If, however, evidence of Shane’s reason for fleeing established self-defense, the court erred in excluding it.  Shane relies on State v. Kutchara, 350 N.W.2d 924, 927 (Minn. 1984), in which the supreme court said:

If a defendant is free to use reasonable force to resist an offense against his person by a police officer, he also is free to flee the officer.  Possibly the court should have so instructed the jury * * * .



            A person may lawfully use reasonable force to defend himself against an offense being committed upon him.  Minn. Stat. § 609.06(3) (2000).  Self-defense is available to those who act honestly and in good faith.  State v. Baker, 280 Minn. 518, 522, 160 N.W.2d 240, 242 (1968) (quotation omitted).  However, it must be shown that (1) there was no aggression or provocation by the defendant; (2) the defendant actually and honestly believed he was in imminent danger of death or great bodily harm; (3) there were reasonable grounds for that belief; and (4) there was no reasonable possibility of retreat to avoid the danger.  State v. Nystrom, 596 N.W.2d 256, 260 (Minn. 1999) (citation omitted).

The record shows only that Shane feared that Officer Gaul might assault him.  Nothing in Shane’s offer of proof would reasonably support his belief that he was “in imminent danger of death or great bodily harm.”  Gaul did nothing to indicate that any particular conduct by him was imminent.  Furthermore, even if we take Shane’s allegations about Gaul’s past behavior as true, Gaul never inflicted “great bodily harm” on Shane or attempted to cause his death.  See Minn. Stat. § 609.02, subd. 8 (2000) (“‘Great bodily harm’ means bodily injury which creates a high probability of death, or which causes serious permanent disfigurement, or which causes a permanent or protracted loss or impairment of the function of any bodily member or organ or other serious bodily harm.”).
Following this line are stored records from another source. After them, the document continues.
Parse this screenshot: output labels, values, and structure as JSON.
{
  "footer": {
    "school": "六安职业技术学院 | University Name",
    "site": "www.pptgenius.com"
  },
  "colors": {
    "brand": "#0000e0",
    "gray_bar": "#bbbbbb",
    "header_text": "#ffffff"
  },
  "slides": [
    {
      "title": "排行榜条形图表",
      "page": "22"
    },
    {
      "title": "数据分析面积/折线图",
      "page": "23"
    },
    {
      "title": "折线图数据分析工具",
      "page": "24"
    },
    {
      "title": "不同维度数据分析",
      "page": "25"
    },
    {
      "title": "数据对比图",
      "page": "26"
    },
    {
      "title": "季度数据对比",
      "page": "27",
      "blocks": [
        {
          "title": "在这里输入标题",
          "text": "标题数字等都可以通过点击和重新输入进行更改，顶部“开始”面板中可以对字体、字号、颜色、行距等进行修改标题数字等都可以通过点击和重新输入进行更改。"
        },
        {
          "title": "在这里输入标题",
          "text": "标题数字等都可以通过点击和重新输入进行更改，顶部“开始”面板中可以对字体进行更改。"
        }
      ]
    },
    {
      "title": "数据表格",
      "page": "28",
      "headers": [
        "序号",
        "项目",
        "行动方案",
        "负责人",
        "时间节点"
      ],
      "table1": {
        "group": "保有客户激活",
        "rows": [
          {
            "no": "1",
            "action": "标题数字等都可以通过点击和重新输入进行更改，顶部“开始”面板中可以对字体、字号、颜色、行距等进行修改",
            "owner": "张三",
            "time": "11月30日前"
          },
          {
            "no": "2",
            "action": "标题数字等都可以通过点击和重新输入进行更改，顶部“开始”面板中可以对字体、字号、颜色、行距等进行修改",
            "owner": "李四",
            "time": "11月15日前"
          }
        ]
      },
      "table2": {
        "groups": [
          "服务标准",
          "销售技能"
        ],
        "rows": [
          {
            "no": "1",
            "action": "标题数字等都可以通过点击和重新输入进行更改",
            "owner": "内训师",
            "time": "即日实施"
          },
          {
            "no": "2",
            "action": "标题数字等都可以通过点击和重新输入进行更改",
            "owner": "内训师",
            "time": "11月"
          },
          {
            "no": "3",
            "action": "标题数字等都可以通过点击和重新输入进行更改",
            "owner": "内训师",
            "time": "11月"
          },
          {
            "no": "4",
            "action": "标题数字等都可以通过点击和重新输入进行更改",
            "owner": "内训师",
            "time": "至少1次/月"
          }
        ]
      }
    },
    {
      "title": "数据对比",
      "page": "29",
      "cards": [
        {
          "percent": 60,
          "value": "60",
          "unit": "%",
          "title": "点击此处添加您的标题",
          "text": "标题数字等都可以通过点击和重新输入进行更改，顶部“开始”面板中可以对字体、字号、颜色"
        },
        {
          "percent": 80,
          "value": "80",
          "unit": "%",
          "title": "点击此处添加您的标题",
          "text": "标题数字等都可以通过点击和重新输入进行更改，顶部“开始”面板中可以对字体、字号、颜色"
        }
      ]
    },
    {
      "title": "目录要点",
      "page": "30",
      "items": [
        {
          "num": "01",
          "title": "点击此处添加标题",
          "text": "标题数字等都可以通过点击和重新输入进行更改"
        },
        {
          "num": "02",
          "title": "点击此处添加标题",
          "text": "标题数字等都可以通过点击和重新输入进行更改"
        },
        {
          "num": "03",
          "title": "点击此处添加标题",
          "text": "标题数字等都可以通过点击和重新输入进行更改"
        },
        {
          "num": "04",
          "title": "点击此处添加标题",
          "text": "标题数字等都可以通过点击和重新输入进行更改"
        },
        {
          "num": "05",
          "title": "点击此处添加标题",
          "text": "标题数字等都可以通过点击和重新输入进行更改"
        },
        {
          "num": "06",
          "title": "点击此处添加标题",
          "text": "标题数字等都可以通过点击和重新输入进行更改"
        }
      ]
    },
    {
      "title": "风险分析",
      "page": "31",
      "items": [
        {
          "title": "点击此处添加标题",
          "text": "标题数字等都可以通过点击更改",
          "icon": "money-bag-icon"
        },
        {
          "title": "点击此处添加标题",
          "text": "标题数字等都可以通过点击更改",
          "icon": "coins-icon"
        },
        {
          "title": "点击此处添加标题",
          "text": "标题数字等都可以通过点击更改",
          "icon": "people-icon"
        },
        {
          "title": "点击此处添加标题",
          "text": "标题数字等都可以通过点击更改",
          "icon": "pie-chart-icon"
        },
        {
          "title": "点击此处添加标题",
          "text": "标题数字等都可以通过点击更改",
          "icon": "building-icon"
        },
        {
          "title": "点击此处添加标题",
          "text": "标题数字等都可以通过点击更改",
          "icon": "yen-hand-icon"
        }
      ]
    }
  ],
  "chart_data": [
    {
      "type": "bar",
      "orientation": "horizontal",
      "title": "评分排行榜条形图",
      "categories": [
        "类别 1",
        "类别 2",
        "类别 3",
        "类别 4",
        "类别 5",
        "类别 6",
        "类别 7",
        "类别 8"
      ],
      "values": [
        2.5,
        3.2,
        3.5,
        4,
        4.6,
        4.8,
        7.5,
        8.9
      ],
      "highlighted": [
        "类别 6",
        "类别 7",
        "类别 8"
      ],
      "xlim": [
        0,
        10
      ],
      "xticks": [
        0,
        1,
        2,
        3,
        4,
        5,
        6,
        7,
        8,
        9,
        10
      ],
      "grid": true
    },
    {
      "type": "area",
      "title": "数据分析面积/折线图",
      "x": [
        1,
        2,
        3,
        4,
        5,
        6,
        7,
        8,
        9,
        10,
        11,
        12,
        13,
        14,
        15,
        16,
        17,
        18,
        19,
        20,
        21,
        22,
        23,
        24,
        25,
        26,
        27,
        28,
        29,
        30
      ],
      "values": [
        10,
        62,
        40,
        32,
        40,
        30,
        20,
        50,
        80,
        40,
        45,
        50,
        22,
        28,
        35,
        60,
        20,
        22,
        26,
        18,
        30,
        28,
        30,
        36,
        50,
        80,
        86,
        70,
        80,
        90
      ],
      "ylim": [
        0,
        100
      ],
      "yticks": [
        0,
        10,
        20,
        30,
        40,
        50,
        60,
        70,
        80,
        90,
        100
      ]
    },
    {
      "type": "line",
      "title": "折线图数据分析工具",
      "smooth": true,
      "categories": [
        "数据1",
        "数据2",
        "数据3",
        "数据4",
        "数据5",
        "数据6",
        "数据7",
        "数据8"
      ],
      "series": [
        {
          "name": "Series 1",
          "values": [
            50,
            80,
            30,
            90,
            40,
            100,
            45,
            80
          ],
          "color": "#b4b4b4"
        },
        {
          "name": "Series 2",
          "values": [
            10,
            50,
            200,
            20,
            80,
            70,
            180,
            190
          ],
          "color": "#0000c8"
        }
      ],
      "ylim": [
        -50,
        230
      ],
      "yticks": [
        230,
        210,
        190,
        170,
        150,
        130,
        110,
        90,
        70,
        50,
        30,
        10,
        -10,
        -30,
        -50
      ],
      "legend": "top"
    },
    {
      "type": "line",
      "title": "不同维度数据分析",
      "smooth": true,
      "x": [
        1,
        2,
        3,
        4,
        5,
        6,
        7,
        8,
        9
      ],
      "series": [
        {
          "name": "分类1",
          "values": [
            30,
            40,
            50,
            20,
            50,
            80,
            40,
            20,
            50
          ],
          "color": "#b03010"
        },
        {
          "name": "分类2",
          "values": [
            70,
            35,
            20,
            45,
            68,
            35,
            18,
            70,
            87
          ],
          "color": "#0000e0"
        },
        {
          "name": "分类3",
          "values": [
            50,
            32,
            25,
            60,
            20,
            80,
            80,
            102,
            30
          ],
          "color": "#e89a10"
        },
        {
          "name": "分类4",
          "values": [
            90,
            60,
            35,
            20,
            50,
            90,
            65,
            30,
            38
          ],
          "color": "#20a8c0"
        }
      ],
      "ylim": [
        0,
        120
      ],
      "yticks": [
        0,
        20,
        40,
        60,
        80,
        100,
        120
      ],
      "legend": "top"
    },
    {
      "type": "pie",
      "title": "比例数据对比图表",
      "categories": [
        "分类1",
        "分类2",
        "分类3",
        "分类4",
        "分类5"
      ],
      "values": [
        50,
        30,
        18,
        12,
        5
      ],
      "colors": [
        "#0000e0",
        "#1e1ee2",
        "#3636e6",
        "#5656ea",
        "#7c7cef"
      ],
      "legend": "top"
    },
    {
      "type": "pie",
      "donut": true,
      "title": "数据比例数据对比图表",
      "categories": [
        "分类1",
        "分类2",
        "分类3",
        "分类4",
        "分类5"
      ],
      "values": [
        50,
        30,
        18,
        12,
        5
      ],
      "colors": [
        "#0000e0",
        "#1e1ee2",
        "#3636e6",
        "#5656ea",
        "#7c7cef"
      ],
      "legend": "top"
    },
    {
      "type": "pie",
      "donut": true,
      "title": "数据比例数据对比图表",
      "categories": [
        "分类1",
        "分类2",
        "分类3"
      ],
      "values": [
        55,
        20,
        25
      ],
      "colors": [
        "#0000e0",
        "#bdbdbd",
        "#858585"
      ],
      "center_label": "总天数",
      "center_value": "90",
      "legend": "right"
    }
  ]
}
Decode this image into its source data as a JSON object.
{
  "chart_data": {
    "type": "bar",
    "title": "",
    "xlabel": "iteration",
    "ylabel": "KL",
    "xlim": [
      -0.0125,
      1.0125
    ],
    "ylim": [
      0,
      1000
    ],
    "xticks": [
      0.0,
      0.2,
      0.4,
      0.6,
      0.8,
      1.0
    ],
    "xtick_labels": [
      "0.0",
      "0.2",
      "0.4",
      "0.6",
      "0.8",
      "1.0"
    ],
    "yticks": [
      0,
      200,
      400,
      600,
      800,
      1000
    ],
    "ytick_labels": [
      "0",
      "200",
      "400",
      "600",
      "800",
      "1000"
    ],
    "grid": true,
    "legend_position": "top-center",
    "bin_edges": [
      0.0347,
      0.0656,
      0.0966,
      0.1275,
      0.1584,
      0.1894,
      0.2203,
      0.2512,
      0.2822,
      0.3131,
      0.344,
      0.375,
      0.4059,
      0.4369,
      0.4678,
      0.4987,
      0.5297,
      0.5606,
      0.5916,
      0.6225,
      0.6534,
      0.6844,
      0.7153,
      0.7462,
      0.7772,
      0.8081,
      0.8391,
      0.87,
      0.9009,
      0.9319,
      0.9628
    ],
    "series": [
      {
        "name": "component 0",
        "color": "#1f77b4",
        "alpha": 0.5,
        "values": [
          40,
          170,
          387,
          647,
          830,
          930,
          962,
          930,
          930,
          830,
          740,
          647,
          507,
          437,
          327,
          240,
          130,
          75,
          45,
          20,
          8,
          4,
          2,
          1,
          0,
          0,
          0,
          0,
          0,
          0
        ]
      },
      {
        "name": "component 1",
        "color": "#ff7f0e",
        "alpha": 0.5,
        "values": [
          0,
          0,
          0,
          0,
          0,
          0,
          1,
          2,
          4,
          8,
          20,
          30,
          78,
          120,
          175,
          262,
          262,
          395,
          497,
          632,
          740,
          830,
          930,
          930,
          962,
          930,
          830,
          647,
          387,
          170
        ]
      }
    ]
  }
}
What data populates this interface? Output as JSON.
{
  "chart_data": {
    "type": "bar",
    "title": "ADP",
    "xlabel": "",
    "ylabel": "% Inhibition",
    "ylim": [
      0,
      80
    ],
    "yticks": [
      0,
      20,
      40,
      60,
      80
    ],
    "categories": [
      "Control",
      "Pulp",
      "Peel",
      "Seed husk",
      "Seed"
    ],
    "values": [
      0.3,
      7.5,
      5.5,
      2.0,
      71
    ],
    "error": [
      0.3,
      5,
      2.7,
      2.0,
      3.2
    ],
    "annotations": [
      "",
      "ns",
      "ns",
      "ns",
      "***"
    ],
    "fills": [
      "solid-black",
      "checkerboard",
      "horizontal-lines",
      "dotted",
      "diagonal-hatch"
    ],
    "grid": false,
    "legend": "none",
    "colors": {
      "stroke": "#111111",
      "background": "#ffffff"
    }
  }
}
The stipulated facts show uncontrovertibly that various officers from different police departments knew that Shane was driving illegally, that they signaled for him to pull over, and that they gave chase after he failed to obey the signal.  Shane himself provoked the events by driving illegally and no facts suggest that the officers were doing anything more than making an effort to apprehend an illegal driver.  We agree with the district court that under these circumstances Shane was not entitled to assert self-defense to a charge of fleeing a peace officer in a motor vehicle.

Finally, even if self-defense might in unusual circumstances be an appropriate defense to a fleeing charge, as Kutchara intimates, Shane has cited no authority for the proposition that a person can resort to an illegal means to defend himself.  Here, it was illegal for Shane to drive a motor vehicle.  By his own admission, it was this illegal means that he chose in exercising what he allegedly thought was self-defense. We do not believe that the defense of-self-defense extends this far.





* Retired judge of the Minnesota Court of Appeals, serving by appointment pursuant to Minn. Const. art. VI, § 10.